Ho chiuso il libro e mi è rimasto un quesito, e questo mi è
piaciuto, perché mi ha costretto ad analizzare entrambe le facce
della medaglia.
Il
libro è spaccato in più parti, che tutti i giorni si incontrano: da
una parte la precarietà di una trentenne dei giorni nostri, che come
sempre si dimena tra amori veri/fittizi e carriera da inseguire a
tutti i costi, onde evitare di rimanere sola e anche spiantata (e
questa, se vogliamo, è la parte più prevedibile dell'insieme);
dall'altra una bambina che subisce la crisi dei genitori, e cerca di
farsi coraggio usando la curiosità come arma; infine una donna
maltrattata - l'ennesima donna maltrattata - che annaspa alla ricerca
di protezione e certezze.
Perché
mi è piaciuto? Perché è fedele al titolo.
Perché
ci sprona a cercare e a pretendere la verità, ad ogni costo. Sempre,
da qualsiasi situazione. Dalle fiabe, che sì, ci piacciono proprio
perché sono fantastiche e ci fanno sognare, ma ignoriamo il fatto che a volte quelle reali
possano essere anche più divertenti, o possano addirittura farci crescere con una marcia
in più. Ricordo che quelle che si raccontavano tempo fa ai bambini
erano diverse, così come lo erano le illustrazioni all'interno dei libri.
Spesso, per esempio, facevano veramente paura, o erano molto tristi,
eppure guardateci, siamo ancora tutti qui. Invece oggi abbiamo paura
di leggergli certe storie, e non ci rendiamo conto che
stiamo coltivando generazioni di adulti che affronteranno la vita con
più timori, ansie, preoccupazioni.
E
poi, ci insegna a esigere la sincerità dalle relazioni, perché con le
bugie non si potrà mai andare lontano. E dall'amore, perché basta
guardare con più attenzione per rendersi conto quando è vero, o quando destinato a sbriciolarsi in pochi inutili episodi.

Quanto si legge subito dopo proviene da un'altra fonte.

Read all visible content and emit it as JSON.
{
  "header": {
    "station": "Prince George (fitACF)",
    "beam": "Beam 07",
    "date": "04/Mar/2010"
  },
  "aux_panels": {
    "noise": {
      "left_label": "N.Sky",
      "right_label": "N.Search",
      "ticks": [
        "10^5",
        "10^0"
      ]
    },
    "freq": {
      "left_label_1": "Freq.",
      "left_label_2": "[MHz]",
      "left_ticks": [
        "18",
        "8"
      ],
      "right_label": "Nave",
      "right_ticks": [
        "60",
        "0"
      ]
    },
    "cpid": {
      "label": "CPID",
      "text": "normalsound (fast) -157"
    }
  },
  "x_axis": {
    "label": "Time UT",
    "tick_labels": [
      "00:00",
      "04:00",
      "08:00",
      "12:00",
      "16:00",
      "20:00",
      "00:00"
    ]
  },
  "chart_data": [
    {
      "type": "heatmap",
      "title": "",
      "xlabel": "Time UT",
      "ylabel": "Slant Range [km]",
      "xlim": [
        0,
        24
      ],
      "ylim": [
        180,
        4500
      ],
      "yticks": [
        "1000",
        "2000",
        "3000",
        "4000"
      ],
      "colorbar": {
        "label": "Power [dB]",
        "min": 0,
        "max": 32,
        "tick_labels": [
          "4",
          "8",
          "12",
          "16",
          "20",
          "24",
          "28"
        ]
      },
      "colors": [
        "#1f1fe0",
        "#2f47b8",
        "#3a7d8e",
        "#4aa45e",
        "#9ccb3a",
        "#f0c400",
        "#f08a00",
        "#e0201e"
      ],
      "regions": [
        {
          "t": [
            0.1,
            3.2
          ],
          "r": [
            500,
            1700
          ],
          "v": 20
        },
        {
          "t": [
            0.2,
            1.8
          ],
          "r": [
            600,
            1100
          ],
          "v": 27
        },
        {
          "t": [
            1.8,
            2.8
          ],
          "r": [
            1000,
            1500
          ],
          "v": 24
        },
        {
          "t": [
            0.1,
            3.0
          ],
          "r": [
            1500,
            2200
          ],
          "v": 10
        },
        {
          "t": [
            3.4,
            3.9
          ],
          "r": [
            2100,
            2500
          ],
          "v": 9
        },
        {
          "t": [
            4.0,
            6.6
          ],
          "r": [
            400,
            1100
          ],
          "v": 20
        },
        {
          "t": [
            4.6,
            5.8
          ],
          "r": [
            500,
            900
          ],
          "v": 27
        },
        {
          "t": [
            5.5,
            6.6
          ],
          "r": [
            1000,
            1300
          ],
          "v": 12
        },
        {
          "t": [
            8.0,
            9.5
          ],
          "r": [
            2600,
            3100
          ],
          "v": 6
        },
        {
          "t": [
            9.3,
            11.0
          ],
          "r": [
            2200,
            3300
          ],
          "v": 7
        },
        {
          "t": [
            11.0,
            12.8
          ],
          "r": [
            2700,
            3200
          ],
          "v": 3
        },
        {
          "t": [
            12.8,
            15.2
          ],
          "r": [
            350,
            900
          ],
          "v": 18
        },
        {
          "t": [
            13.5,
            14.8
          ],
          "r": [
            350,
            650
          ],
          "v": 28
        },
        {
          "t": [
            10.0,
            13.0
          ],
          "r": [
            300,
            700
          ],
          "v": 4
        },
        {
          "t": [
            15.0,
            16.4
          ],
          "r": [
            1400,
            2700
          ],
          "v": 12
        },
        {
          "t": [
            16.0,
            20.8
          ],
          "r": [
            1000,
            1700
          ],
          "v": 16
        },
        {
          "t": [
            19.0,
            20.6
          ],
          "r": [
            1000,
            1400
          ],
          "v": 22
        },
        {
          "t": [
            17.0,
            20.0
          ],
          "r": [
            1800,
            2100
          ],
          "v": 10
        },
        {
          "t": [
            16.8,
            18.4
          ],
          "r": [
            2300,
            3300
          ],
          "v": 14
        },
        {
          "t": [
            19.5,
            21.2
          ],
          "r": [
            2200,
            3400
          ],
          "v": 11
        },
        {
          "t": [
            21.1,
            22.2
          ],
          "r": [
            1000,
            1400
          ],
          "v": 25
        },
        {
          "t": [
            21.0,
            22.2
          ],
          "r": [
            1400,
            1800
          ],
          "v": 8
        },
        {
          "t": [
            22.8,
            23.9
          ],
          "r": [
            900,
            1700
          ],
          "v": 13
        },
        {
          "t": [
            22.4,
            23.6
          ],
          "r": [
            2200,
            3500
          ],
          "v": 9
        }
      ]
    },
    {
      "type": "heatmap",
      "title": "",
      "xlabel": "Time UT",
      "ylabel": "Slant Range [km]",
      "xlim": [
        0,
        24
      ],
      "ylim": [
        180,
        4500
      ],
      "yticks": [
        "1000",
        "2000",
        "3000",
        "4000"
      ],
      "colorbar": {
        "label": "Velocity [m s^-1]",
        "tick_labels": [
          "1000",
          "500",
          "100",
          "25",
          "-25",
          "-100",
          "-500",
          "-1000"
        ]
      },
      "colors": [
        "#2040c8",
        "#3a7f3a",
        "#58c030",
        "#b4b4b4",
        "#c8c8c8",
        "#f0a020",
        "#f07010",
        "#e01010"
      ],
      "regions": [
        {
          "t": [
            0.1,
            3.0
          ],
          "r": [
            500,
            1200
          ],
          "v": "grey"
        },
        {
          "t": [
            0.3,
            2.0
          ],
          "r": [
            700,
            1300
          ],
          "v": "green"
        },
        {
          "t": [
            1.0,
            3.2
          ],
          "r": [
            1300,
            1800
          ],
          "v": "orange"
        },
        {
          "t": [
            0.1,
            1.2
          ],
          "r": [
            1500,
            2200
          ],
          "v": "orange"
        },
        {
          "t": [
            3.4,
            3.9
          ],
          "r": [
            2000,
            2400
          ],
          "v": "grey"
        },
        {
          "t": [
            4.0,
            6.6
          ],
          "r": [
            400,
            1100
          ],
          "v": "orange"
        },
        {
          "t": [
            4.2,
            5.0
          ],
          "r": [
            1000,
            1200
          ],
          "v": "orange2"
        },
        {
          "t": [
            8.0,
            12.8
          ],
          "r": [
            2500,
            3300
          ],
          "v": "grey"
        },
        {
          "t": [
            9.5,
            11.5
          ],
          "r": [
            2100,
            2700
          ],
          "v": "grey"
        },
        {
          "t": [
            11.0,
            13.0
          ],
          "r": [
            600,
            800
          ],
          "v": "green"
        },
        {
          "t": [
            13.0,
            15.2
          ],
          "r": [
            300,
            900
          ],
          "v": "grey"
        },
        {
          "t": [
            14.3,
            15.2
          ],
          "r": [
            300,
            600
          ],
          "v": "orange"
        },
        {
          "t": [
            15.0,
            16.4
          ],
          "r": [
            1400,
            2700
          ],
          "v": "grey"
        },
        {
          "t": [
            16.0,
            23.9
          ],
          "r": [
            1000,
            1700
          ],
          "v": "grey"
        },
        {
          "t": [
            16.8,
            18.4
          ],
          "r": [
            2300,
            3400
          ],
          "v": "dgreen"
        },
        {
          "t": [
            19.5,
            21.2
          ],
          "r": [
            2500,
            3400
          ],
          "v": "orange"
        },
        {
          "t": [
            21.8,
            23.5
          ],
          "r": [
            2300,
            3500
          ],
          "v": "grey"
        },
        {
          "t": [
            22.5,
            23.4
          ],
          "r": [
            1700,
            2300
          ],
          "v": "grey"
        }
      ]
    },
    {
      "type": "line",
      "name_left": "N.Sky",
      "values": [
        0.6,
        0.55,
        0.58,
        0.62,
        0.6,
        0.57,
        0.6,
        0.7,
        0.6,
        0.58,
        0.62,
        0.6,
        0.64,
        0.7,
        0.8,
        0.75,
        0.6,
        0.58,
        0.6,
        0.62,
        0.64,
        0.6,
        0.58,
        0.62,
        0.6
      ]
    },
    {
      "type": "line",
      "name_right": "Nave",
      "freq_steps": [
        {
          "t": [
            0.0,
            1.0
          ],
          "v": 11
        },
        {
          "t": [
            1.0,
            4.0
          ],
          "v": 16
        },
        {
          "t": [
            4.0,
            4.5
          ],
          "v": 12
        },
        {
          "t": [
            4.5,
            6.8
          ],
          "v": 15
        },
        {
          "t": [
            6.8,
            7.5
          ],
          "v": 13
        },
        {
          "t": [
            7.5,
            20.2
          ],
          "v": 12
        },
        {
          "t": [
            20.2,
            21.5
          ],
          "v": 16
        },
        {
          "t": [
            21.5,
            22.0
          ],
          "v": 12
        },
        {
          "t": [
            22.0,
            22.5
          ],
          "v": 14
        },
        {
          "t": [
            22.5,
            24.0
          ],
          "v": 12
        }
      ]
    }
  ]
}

Dal lavoro e, in questo caso, dal mondo della pubblicità che, si sa, è fondato sulle menzogne.
Insomma,
qualcosa di vero. Non tutto. La fantasia lasciatecela. E' quella che
ci permette di non smettere mai di desiderare, sognare, creare,
procurarci più facilmente un sorriso. Però, ecco, magari prima di
servirla, conditela con una giusta dose di verità: camminare sicuri, sapendo come stanno le cose, ma essere in grado, quando serve, di ridimensionarle, è senza dubbio la ricetta della felicità.